The Bruce Lee Band, “Division in the Heartland”

The Bruce Lee Band
Division in the Heartland

There’s a sad and dire lack of Asian representation in American music, not least the punk rock scene. As founder of the influential Asian Man Records, which has released albums by the likes of Alkaline Trio, Joyce Manor, AJJ, The Lawrence Arms, Lemuria, and Bomb the Music Industry!, and as a member of ska-punk stalwarts The Chinkees, Skankin’ Pickle, and The Bruce Lee Band, that’s something Mike Park, a Korean-American, has always aimed to counteract. While those things in themselves are political acts—much as they shouldn’t be—there’s no mistaking that Division in the Heartland doubles down on that intent.

Active—albeit sporadically—since 1995, the Bruce Lee Band line-up now includes Bomb the Music Industry!’s Jeff Rosenstock, and finds itself as boisterous, relevant, and energetic as ever before. Kicking off with the rough-hewn, horn-laden energy of “Say Goodbye to Yesterday,” Heartland makes rebellion sound like fun, merging the importance of its messages—equality, equity, identity, and, most importantly, an overtly anti-racist worldview—with joyous, ebullient, and positive musicality. 

That’s most evident in the title track, which immediately rails against the economic and racial power structures in American politics that uphold the status quo. “Men in high places, afraid of mixed races / Pledging the flag to defend racist cases” proclaims Park with an understated venom. If Mitch McConnell had an ounce of humanity flowing through his veins, it might cause him to reassess, well, his entire life, but the fact that he—and all the other soulless corporate politicians on Capitol Hill, Republicans and Democrats alike—will probably never hear it only adds to its potency.

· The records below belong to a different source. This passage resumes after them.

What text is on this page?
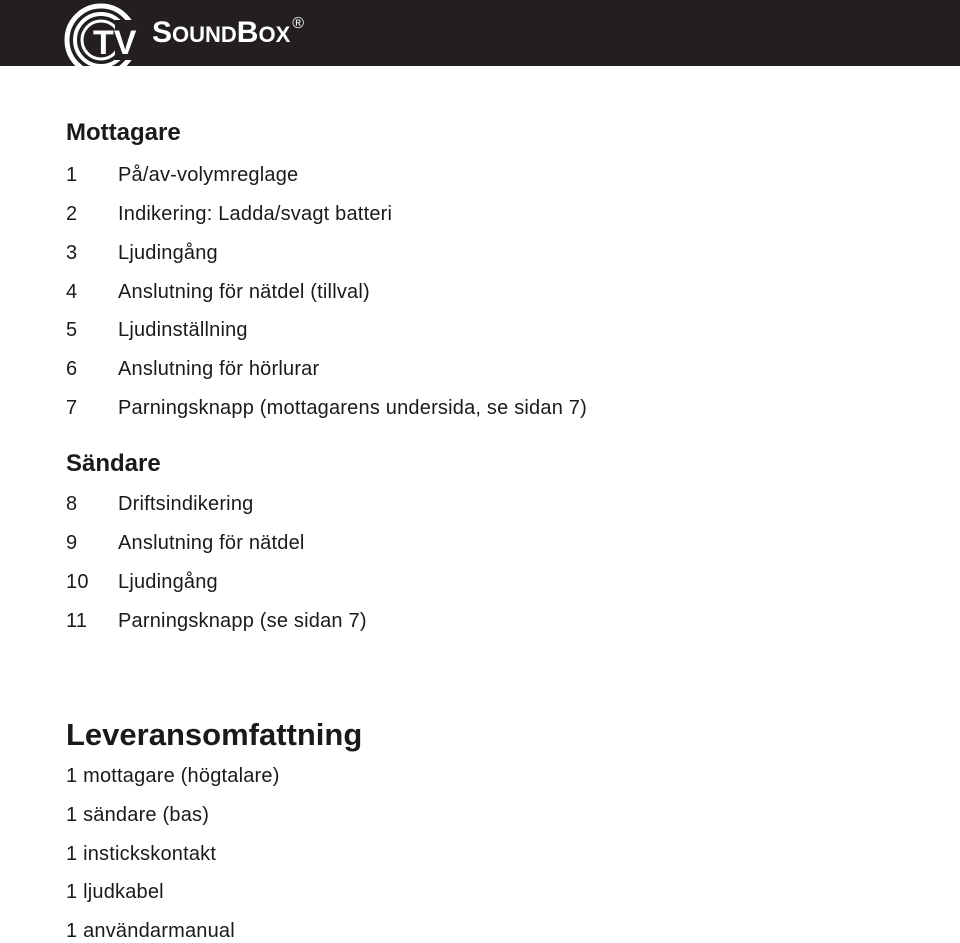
TV SOUNDBOX ®
Mottagare
1 På/av-volymreglage
2 Indikering: Ladda/svagt batteri
3 Ljudingång
4 Anslutning för nätdel (tillval)
5 Ljudinställning
6 Anslutning för hörlurar
7 Parningsknapp (mottagarens undersida, se sidan 7)
Sändare
8 Driftsindikering
9 Anslutning för nätdel
10 Ljudingång
11 Parningsknapp (se sidan 7)
Leveransomfattning
1 mottagare (högtalare)
1 sändare (bas)
1 instickskontakt
1 ljudkabel
1 användarmanual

And then there’s “BLT,” a breakneck track which features Rosenstock singing what Park has called “pre school level” Korean lyrics. No matter. The song itself—all 88 seconds of it—is rambunctious and catchy as hell. Run the lyrics through Google translate and you get the following: “This is really delicious / Want some more please / I have no money / Have no health / Help / I have no money.” Has there ever been a more scathing, excoriating, concise indictment of the American Dream and the U.S.’s cruel for-profit healthcare system? Probably not. Kick out the jams, motherfucker.